Taking us on a journey of his life as a visually- impaired farmer in an interview with our Reporter, Senyalah Castro Cazo, when he visited him in his home village, Mr. Aduni said the huge responsibilities on him as a man and having to depend on people for his daily bread whiles growing up- a situation which some family members obviously got fed up with, pushed him into farming.

He revealed, in a sad tone, that he enjoyed the gift of sight until he was blinded by an unknown disease at the early age of five. But that, he continued did not stop him from moving into the rice fields to work hard to feed himself and family when the need came.

With his head tilted at an angle, obviously to recollect some memories of his farming journey, Aduni said it took him a great deal of time and difficulty to fit into his new life as a rice farmer, firstly, because of the disability and the lack of resources.

With a strong will that can be compared to none, Mr. Aduni is a rare spectacle to behold when journeying to or working on his one-acre rice farm which is on the other far side of his community. He does that with much precision; one that makes it difficult to believe he is without eye sight.

Daily, Aduni has to deal with crossing two canals on his way to his farm, he told our Reporter. When asked how he manages to deal with that in his state, Aduni laughed it off saying, “the loss of his eye sight has taught him to face all challenges in this life”.

Presently, Aduni says the major challenge he faces as a rice farmer is the absence of a system to support him and other farmers with Agric inputs including fertilizers, pesticides and other chemicals.



Another challenge according to him is his inability to acquire more land to expand his farm. He attributes that to his disability and said “people mostly say I can’t manage a large farm because of my condition…… But that is not true.
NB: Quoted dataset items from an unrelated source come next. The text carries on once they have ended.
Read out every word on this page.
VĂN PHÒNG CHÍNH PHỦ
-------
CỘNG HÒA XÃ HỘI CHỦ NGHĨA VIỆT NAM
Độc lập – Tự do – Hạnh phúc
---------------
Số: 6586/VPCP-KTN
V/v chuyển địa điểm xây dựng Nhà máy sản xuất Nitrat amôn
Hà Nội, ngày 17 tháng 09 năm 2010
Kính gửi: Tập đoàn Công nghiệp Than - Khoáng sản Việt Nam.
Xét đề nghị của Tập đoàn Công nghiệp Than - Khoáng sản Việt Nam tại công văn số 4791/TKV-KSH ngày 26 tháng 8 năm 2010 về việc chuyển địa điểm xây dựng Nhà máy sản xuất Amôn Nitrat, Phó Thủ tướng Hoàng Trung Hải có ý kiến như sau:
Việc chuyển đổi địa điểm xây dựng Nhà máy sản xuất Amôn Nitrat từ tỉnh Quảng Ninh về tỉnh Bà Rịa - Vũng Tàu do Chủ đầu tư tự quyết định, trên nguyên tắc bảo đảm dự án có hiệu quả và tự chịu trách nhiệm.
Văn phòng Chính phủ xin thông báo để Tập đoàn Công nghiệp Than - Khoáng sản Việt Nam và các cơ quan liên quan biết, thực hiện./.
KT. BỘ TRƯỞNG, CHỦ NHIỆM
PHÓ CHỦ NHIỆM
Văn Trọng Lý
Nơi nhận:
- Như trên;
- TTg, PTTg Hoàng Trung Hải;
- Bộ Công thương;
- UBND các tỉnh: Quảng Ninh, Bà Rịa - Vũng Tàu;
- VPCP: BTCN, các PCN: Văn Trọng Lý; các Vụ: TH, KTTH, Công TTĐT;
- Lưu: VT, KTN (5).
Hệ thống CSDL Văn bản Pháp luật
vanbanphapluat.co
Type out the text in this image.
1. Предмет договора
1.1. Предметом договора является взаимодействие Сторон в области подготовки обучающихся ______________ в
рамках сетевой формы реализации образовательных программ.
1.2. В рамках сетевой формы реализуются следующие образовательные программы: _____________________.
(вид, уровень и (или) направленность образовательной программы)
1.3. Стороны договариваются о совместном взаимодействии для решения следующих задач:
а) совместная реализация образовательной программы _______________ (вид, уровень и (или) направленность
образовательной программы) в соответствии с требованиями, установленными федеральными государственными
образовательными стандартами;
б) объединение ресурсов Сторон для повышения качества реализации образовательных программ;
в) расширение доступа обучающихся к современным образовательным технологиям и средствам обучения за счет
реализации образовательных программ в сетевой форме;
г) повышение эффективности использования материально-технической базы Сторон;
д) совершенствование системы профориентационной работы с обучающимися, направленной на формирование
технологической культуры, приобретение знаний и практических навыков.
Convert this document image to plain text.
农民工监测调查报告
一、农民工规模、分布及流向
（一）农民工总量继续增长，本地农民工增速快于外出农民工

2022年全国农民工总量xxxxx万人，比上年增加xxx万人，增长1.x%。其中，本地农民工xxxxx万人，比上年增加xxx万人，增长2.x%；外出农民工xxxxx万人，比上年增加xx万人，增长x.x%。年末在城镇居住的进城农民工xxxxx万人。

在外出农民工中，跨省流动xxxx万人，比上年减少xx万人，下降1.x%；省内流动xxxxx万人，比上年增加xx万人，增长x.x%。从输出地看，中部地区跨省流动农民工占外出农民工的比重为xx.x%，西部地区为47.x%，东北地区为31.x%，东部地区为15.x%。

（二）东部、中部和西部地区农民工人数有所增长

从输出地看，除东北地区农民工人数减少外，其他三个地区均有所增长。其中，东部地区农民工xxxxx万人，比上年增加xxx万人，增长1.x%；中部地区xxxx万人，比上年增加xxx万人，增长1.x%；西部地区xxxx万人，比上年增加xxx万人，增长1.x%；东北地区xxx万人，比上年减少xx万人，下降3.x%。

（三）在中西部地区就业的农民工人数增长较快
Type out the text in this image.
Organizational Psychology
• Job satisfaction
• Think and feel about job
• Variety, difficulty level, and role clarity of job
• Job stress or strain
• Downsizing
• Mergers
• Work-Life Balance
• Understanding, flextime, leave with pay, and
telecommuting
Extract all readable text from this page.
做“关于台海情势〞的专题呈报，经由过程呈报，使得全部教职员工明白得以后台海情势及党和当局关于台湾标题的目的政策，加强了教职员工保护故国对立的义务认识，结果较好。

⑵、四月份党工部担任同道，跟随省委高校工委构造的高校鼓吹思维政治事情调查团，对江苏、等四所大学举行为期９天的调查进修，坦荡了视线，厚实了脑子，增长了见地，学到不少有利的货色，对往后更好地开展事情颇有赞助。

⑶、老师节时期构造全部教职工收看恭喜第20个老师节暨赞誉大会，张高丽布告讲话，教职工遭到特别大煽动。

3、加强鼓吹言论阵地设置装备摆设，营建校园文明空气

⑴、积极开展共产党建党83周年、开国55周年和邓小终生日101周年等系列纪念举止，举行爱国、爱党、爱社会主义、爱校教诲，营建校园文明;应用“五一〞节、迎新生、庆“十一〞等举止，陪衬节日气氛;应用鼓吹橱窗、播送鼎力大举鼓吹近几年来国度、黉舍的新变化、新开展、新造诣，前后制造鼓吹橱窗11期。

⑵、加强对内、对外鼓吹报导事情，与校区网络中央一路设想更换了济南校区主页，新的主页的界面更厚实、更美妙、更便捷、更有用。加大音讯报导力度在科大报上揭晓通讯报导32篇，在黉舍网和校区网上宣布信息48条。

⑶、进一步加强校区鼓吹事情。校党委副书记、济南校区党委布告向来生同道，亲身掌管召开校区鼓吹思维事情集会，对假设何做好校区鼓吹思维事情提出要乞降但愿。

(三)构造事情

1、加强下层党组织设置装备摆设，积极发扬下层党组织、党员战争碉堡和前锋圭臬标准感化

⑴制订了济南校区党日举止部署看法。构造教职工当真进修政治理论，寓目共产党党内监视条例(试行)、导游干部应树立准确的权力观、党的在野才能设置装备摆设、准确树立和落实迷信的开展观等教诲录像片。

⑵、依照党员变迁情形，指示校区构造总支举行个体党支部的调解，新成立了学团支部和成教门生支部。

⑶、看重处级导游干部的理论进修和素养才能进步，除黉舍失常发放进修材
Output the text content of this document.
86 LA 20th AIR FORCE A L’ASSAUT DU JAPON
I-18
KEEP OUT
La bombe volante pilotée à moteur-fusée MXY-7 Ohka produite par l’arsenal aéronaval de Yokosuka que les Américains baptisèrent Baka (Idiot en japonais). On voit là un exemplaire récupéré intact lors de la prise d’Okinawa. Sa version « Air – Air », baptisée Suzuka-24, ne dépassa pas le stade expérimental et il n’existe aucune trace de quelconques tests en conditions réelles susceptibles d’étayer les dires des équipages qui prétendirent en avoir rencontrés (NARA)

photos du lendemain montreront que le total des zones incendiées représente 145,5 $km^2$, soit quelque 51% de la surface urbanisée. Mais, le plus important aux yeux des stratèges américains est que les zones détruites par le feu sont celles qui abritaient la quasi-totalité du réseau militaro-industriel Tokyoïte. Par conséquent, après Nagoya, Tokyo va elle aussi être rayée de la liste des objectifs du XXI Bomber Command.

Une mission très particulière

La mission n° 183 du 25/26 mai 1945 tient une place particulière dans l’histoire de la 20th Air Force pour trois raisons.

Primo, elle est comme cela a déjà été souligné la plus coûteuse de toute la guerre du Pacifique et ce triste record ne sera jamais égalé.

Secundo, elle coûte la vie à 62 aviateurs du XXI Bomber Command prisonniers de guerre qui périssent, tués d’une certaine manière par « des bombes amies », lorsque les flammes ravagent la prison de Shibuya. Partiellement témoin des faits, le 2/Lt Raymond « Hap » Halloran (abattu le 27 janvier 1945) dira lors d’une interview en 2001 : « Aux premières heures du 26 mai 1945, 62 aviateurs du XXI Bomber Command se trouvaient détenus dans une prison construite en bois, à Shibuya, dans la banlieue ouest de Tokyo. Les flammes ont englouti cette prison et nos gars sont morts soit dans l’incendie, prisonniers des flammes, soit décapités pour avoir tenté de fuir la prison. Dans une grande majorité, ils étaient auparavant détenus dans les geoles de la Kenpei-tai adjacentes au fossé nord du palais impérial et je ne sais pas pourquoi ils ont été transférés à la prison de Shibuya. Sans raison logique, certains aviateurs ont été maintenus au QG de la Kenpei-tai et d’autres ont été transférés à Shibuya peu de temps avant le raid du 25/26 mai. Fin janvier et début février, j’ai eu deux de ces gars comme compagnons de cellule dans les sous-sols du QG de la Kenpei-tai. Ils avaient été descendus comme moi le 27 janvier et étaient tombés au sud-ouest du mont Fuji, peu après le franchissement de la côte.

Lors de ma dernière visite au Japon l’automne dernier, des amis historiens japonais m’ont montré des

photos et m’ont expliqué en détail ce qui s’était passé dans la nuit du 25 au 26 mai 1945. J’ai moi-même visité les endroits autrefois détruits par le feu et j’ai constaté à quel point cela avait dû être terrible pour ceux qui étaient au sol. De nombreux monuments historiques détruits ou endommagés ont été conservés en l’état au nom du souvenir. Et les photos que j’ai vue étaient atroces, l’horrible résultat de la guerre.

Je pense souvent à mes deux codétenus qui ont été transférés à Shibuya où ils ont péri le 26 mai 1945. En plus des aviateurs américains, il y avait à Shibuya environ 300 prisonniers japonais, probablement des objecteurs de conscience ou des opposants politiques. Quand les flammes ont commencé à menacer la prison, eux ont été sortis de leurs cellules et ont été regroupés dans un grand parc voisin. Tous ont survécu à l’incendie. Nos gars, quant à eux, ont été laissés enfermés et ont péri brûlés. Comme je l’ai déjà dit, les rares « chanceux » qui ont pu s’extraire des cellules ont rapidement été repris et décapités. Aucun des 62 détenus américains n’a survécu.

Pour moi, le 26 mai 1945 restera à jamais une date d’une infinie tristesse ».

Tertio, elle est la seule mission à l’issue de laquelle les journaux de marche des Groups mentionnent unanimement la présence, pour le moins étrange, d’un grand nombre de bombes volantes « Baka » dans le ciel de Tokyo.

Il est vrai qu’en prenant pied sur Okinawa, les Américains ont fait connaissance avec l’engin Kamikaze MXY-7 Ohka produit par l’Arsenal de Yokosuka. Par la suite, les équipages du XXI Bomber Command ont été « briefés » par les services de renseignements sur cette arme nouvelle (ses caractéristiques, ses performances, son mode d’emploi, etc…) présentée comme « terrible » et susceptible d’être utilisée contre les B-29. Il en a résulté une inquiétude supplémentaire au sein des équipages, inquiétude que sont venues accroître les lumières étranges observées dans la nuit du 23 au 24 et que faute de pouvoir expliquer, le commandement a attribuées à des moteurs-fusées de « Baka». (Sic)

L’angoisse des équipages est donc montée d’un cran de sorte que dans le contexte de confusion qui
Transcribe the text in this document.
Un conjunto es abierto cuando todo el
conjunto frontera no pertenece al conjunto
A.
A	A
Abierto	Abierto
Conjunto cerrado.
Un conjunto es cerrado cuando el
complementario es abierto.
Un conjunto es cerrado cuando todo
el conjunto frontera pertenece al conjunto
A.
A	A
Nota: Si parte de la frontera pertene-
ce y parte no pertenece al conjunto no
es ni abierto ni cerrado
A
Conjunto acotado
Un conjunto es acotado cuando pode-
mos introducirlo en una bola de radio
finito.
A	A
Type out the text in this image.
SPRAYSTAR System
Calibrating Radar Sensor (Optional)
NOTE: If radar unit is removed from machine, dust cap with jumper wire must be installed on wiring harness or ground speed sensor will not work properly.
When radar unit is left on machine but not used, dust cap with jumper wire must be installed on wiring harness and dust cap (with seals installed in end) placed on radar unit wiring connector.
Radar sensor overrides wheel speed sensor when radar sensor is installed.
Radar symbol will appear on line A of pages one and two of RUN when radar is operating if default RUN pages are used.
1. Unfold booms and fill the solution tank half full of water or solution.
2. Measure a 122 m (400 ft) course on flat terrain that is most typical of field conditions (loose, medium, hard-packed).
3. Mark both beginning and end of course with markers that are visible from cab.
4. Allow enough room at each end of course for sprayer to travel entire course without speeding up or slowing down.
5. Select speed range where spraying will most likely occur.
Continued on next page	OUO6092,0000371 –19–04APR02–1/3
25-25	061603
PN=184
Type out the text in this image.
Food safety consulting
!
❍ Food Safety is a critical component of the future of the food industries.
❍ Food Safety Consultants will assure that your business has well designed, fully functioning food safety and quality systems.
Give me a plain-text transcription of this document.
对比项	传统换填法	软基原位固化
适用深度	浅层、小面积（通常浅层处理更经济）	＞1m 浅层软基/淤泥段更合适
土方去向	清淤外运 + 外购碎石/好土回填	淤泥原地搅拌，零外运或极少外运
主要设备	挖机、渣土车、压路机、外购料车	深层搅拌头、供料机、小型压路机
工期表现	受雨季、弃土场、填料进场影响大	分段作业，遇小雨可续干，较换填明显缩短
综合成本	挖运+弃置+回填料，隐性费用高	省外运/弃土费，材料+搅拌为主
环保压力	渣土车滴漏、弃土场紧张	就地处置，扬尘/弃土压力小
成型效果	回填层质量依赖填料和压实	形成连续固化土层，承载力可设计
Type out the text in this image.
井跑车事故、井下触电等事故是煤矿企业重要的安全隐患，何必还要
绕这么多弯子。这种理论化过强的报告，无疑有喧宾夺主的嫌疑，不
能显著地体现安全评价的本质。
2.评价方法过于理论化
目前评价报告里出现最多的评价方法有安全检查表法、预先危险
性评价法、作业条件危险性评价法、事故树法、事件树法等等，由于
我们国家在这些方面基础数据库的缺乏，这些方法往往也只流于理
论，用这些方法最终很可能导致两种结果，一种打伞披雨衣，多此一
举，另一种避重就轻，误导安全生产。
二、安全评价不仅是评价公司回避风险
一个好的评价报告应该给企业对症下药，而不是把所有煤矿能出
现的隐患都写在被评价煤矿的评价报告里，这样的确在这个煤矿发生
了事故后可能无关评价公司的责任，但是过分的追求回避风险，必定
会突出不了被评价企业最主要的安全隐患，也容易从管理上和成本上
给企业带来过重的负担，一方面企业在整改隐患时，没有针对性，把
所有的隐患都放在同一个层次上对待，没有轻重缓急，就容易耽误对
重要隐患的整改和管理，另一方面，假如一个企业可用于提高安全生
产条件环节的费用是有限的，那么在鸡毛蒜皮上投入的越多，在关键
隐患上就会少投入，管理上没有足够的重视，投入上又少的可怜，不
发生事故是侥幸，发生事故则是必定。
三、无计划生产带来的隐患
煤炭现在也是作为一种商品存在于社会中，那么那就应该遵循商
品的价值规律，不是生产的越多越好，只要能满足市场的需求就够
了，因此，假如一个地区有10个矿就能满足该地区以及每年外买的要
I can manage even five acres when give enough money to take care of the farm,” he said in Kasem.

Mr. Aduni expressed his happiness for the recognition and award in this year’s Farmers’ Day Celebration and stated the items given him will go a long way to support in his farming. He however appealed to government to create an environment that will support and encourage physically challenged persons to go into agriculture.

He also wants government to procure certain vital farm machines such combine harvesters to prevent post losses especially in rice farming.

Aduni Achana was part of ten farmers awarded for their contribution to the growth of agriculture and food in the area when the Kasena-Nankana Municipal Assembly joined the rest of the country to celebrate the nation’s gallant farmers.

For his award, Mr. Aduni took home a 300-litre deep freezer, a half piece of GTP cloth, a pair of “wallentin” boots and Napsack sprayer.

Other items included containers of weedicides, cutlasses, hoe, radio set, bucket and a certificate of merit.